The presentation to the public for the DFD Festival Edition in the middle of the shopping zone during the fashion fair gave the participants an equal appreciation of their artistic work as well as their personal story. Being a woman without restrictions was not as normal for the participants with a recent history of flight as it is for us who live here. To represent an individual attitude through clothing as art was new and very special for all of them.

As designers, we learned a lot of new things about clothes from other cultures and were able to pass them on in conversations at the fashion event. Through fashion, art and clothing, we entered into an exchange with passers-by of all ages and social classes. Integration and migration as polarising topics in our society found an unusual and harmonious place of communication at our stand. The special nature of the dress-art works in the fashion context of the Düsseldorf trade fair offered us a platform with a particularly respectful approach.
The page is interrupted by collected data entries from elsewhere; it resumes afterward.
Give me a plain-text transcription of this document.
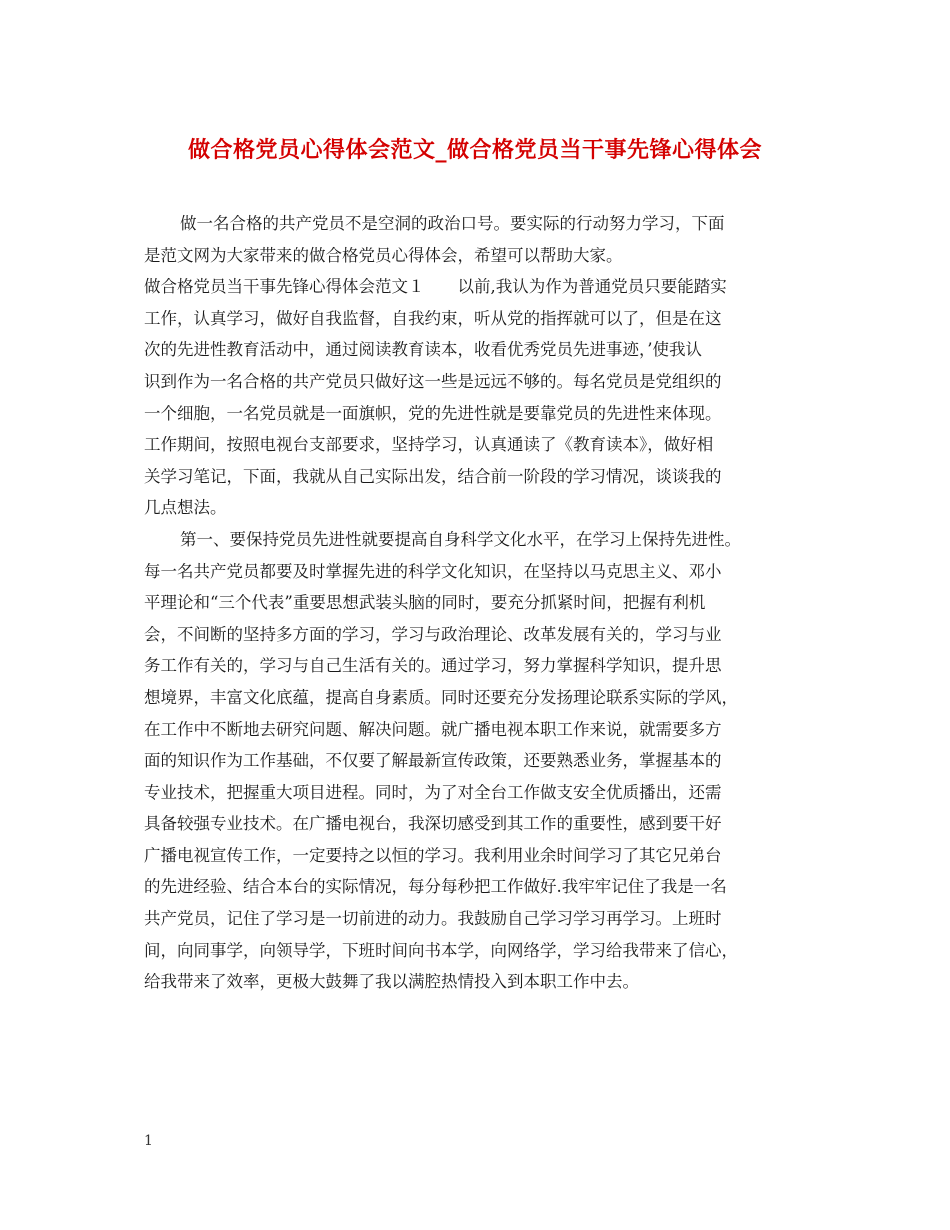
做合格党员心得体会范文_做合格党员当干事先锋心得体会
做一名合格的共产党员不是空洞的政治口号。要实际的行动努力学习，下面
是范文网为大家带来的做合格党员心得体会，希望可以帮助大家。
做合格党员当干事先锋心得体会范文１　　以前,我认为作为普通党员只要能踏实
工作，认真学习，做好自我监督，自我约束，听从党的指挥就可以了，但是在这
次的先进性教育活动中，通过阅读教育读本，收看优秀党员先进事迹，’使我认
识到作为一名合格的共产党员只做好这一些是远远不够的。每名党员是党组织的
一个细胞，一名党员就是一面旗帜，党的先进性就是要靠党员的先进性来体现。
工作期间，按照电视台支部要求，坚持学习，认真通读了《教育读本》，做好相
关学习笔记，下面，我就从自己实际出发，结合前一阶段的学习情况，谈谈我的
几点想法。
第一、要保持党员先进性就要提高自身科学文化水平，在学习上保持先进性。
每一名共产党员都要及时掌握先进的科学文化知识，在坚持以马克思主义、邓小
平理论和“三个代表”重要思想武装头脑的同时，要充分抓紧时间，把握有利机
会，不间断的坚持多方面的学习，学习与政治理论、改革发展有关的，学习与业
务工作有关的，学习与自己生活有关的。通过学习，努力掌握科学知识，提升思
想境界，丰富文化底蕴，提高自身素质。同时还要充分发扬理论联系实际的学风，
在工作中不断地去研究问题、解决问题。就广播电视本职工作来说，就需要多方
面的知识作为工作基础，不仅要了解最新宣传政策，还要熟悉业务，掌握基本的
专业技术，把握重大项目进程。同时，为了对全台工作做支安全优质播出，还需
具备较强专业技术。在广播电视台，我深切感受到其工作的重要性，感到要干好
广播电视宣传工作，一定要持之以恒的学习。我利用业余时间学习了其它兄弟台
的先进经验、结合本台的实际情况，每分每秒把工作做好.我牢牢记住了我是一名
共产党员，记住了学习是一切前进的动力。我鼓励自己学习学习再学习。上班时
间，向同事学，向领导学，下班时间向书本学，向网络学，学习给我带来了信心，
给我带来了效率，更极大鼓舞了我以满腔热情投入到本职工作中去。
1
A ballet production by the HHU Ballet Company supported our event with expressive dance, attracting the attention of passers-by to our exhibition. Dark escape shirts from Irene’s original Lesbos idea transported the emotion of pain, turmoil and change through movement. Uwe Schimera had decorated his installation “EUROPA” on puppets, which was a permanent eye-catcher in front of our exhibition tent. This escape scenery formed the stage and background for the dance performance and became a fitting intro to our presentation of the individual dress-art works on busts or worn by the participants themselves.
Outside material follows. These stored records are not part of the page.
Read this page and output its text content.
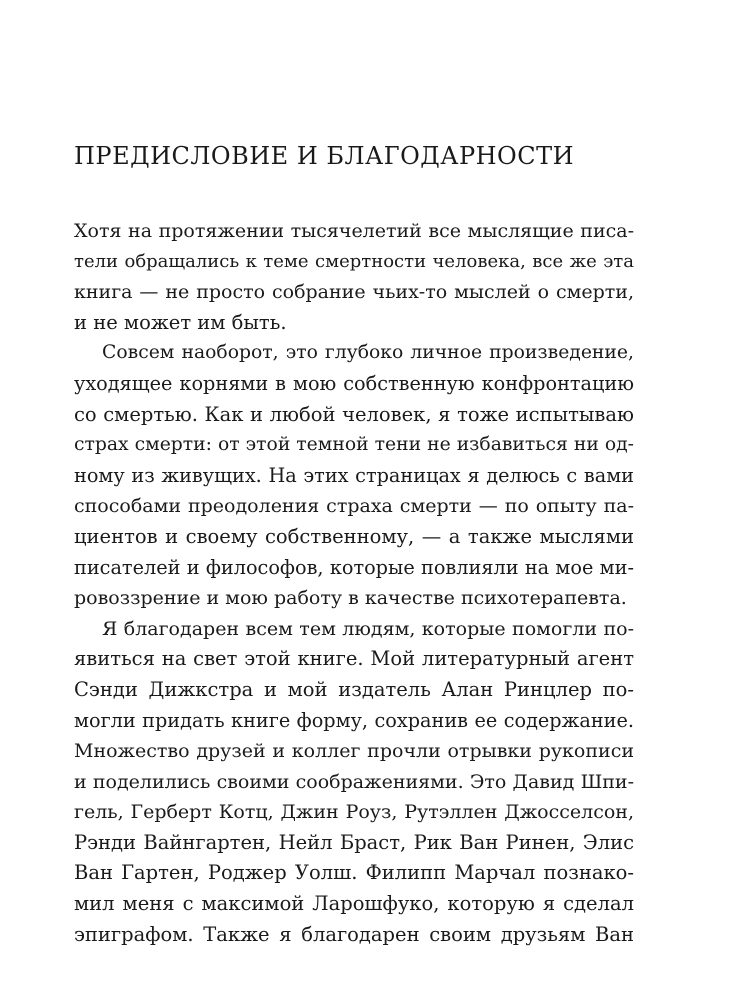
ПРЕДИСЛОВИЕ И БЛАГОДАРНОСТИ
Хотя на протяжении тысячелетий все мыслящие писа-
тели обращались к теме смертности человека, все же эта
книга — не просто собрание чьих-то мыслей о смерти,
и не может им быть.
Совсем наоборот, это глубоко личное произведение,
уходящее корнями в мою собственную конфронтацию
со смертью. Как и любой человек, я тоже испытываю
страх смерти: от этой темной тени не избавиться ни од-
ному из живущих. На этих страницах я делюсь с вами
способами преодоления страха смерти — по опыту па-
циентов и своему собственному, — а также мыслями
писателей и философов, которые повлияли на мое ми-
ровоззрение и мою работу в качестве психотерапевта.
Я благодарен всем тем людям, которые помогли по-
явиться на свет этой книге. Мой литературный агент
Сэнди Дижкстра и мой издатель Алан Ринцлер по-
могли придать книге форму, сохранив ее содержание.
Множество друзей и коллег прочли отрывки рукописи
и поделились своими соображениями. Это Давид Шпи-
гель, Герберт Котц, Джин Роуз, Рутэллен Джосселсон,
Рэнди Вайнгартен, Нейл Браст, Рик Ван Ринен, Элис
Ван Гартен, Роджер Уолш. Филипп Марчал познако-
мил меня с максимой Ларошфуко, которую я сделал
эпиграфом. Также я благодарен своим друзьям Ван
As a purely acoustic programme item, the first articles from the Charter of Human Rights sounded across the square in German to illustrate our commonalities as human beings. Our participants also recited the articles of human rights in their respective mother tongues. In their self-created refugee dress, some read their own texts in German or in their mother tongue, forming the emotional highlight of our presentation.
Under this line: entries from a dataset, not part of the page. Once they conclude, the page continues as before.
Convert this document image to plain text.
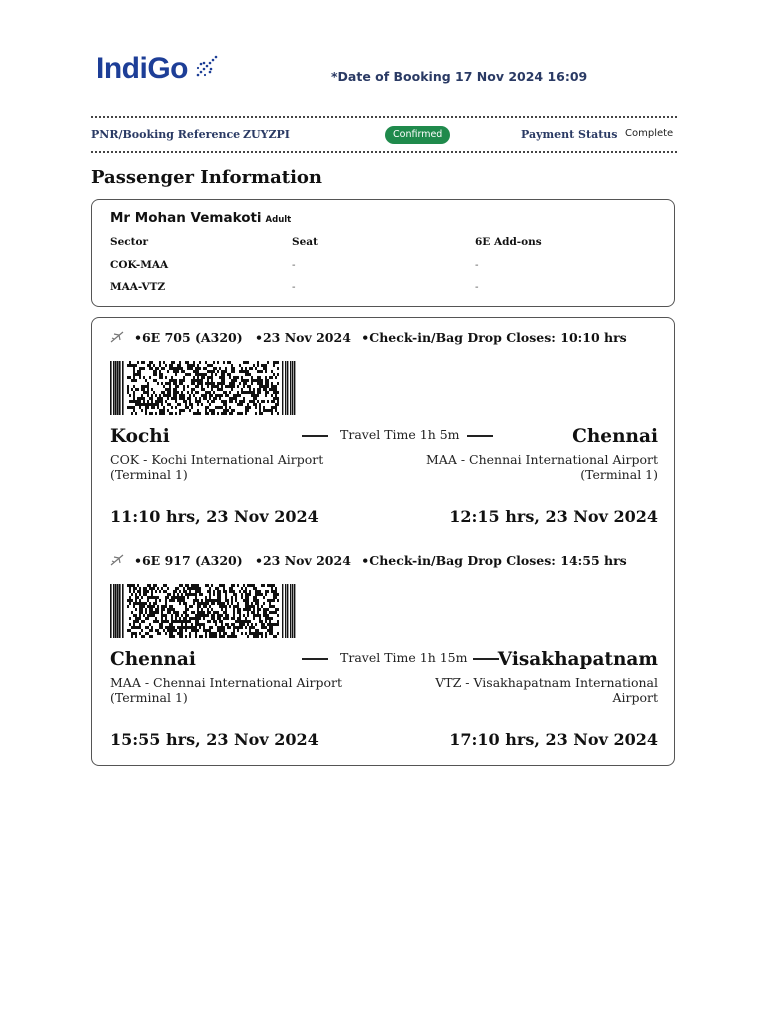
IndiGo	*Date of Booking 17 Nov 2024 16:09
PNR/Booking Reference ZUYZPI	Confirmed	Payment Status Complete
Passenger Information
Mr Mohan Vemakoti Adult
Sector	Seat	6E Add-ons
COK-MAA	-	-
MAA-VTZ	-	-
•6E 705 (A320) •23 Nov 2024 •Check-in/Bag Drop Closes: 10:10 hrs
Kochi	Travel Time 1h 5m	Chennai
COK - Kochi International Airport
(Terminal 1)
MAA - Chennai International Airport
(Terminal 1)
11:10 hrs, 23 Nov 2024	12:15 hrs, 23 Nov 2024
•6E 917 (A320) •23 Nov 2024 •Check-in/Bag Drop Closes: 14:55 hrs
Chennai	Travel Time 1h 15m Visakhapatnam
MAA - Chennai International Airport
(Terminal 1)
VTZ - Visakhapatnam International
Airport
15:55 hrs, 23 Nov 2024	17:10 hrs, 23 Nov 2024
The printed, personal texts accompanying the dress-art works provided additional exciting insights into the participants’ experiences. This performance got under the skin of our group as well as the interested audience, the professional buyers of the fashion fair and diligents of the city. Young students who experience their normality as migrants here told older people who experienced their childhood in war here that the “European refugee crisis” meant the “great chance for a future” for them in their home country. The exchange of different generations and nations on an emotional level on this Saturday in Düsseldorf made it possible to experience human rapprochement through fashion, art and communication in a natural and respectful closeness.

On 22 July, we staged our conclusion, so to speak, which was already clear after the first workshop: fears and emotions of an experienced flight and migration are absolutely similar and comparable. They are simply human emotions that transcend all national borders and cultures. This summer we experienced with our participants that simple humanity is a connection and bridge across all borders.